The victory at Hoylake would have become the best-known event in Roberto’s career had it not been for what happened the next year at Augusta, Georgia, during the Masters. The fourth round came on April 14, 1968—Roberto’s forty-fifth birthday. As play began that Sunday, Gary Player held the lead at 210. Bob Goalby was tied with four other competitors for second place at 211. Roberto and Lee Trevino were tied at 212. For seventeen holes, Roberto played brilliantly, finishing the first nine holes with a 31 and shooting birdies on the twelfth, thirteenth, and fifteenth holes. As the spectators watching in person and on television saw, Roberto also birdied the seventeenth hole, with a score of 3. Despite a bogey on the eighteenth hole, his apparent score for the last round was a superb 65. He and Goalby tied for the lead and would compete in a playoff the next day to determine the championship.

After a delay, however, the announcement came that Goalby had won with a total score of 277, and that Roberto’s score for the fourth round had to be counted as 66, making his tournament total 278. Roberto’s playing partner and scorekeeper, Tommy Aaron, had recorded Roberto’s score for the seventeenth hole as a 4 instead of a 3, and Roberto had signed and submitted the inaccurate scorecard. According to a rule of golf, if Roberto had submitted a scorecard with an incorrectly low score, he would have been disqualified. In this case, however, the rule said that the incorrectly high score had to stand. Some golfers would have thrown a public fit at what had happened, blaming everyone but themselves, but Roberto quickly acknowledged the mistake as his own. Already popular because of his affability, he quickly became one of the most admired professional golfers, and in 1970, the United States Golf Association presented him the Bob Jones Award to recognize his sportsmanship.

Continuing the Story

Despite disappointment at the 1968 Masters, Roberto did not retreat. On May 5, he won the Houston Champions International. The following year, he again won the Argentine PGA Championship; in 1970, he won both the Argentine Open and the individual title in the World Cup (the successor to the Canada Cup). During the 1970s, other victories in Latin American tournaments followed, including four in the Argentine PGA Championship. In 1985, at the age of sixty-two, Roberto won the Argentine PGA Championship for the sixteenth time.

During the years he was playing in Latin America against golfers at the peaks of their careers, he also played in seniors’ tournaments in the United States. In 1974, Roberto won the PGA Senior Championship; in 1979, he teamed with Julius Boros to win the Liberty Mutual Legends of Golf; and in 1980, he won the first U.S. Senior Open. Among his other victories as a senior golfer was one as late as 1991, with Charlie Sifford, in the legendary division of the Liberty Mutual Legends of Golf.

De Vicenzo died in 2017 in Buenos Aires, Argentina, at the age of ninety-four.
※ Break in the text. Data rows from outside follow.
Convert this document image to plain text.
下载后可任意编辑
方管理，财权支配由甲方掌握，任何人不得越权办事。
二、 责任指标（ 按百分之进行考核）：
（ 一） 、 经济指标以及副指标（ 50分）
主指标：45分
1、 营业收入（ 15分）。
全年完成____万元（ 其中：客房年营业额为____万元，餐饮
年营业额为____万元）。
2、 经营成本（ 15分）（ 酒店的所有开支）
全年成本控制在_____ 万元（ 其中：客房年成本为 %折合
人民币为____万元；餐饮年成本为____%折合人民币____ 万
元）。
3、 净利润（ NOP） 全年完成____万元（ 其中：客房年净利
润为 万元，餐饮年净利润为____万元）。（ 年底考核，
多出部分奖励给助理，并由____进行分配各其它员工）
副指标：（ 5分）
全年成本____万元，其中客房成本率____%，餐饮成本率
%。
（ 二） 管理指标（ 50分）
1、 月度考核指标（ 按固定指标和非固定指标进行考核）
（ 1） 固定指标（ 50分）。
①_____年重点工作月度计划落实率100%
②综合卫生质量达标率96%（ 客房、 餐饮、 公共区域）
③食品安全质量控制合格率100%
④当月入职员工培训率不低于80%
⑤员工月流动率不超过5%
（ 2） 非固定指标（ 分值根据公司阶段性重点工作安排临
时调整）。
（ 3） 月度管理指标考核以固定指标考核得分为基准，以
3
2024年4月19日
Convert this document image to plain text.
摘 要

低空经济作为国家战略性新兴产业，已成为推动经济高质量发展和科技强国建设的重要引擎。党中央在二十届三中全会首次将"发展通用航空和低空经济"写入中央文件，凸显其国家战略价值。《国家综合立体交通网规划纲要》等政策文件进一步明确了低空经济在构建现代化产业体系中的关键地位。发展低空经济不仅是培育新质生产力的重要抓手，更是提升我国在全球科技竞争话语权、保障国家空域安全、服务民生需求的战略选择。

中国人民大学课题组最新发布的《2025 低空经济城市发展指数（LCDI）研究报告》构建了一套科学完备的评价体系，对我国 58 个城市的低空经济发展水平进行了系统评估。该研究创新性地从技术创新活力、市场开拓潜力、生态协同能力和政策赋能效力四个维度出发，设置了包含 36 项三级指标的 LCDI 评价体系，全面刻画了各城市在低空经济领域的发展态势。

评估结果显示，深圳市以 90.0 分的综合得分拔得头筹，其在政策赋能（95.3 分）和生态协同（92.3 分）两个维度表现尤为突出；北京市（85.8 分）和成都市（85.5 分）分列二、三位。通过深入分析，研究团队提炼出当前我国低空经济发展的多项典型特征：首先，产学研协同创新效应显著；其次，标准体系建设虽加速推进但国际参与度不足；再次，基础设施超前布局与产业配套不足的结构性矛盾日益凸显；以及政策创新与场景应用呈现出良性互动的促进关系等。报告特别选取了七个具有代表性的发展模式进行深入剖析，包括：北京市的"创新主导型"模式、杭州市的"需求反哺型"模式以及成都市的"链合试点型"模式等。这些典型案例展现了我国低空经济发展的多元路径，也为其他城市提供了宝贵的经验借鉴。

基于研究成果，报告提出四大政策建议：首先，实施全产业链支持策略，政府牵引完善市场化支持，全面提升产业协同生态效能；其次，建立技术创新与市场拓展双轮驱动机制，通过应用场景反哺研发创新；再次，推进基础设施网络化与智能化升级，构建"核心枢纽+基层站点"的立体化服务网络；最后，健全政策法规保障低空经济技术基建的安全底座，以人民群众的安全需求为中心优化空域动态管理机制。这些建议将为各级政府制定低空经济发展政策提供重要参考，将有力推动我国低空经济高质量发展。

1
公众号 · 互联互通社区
He and his wife, Delia, had two sons.

Summary

Roberto De Vicenzo entered the World Golf Hall of Fame in 1989 but did not officially retire from competition until 2006, when he was in his eighties. He won national titles in more than one dozen countries and a total of at least 230 tournaments throughout a career that seemed to defy age. A hero in Argentina, he was for decades the best South American golfer. For well-informed golfers and golf fans around the world, he was a model of perseverance and sportsmanship.

Bibliography

Barrett, Ted. The Complete Encyclopedia of Golf. Chicago: Triumph Books, 2005.

Goldstein, Richard. "Roberto De Vicenzo, a Golf Champion Remembered More for a Gaffe, Dies at 94." The New York Times, 1 June 2017, www.nytimes.com/2017/06/01/sports/golf/roberto-de-vicenzo-dead-masters-gaffe.html. Accessed 6 Apr. 2018.

Palmer, Arnold. Playing by the Rules: All the Rules of the Game, Complete with Memorable Rulings from Golf’s Rich History. New York: Pocket Books, 2002.

Sampson, Curt. The Lost Masters: Grace and Disgrace in ’68. New York: Atria Books, 2005.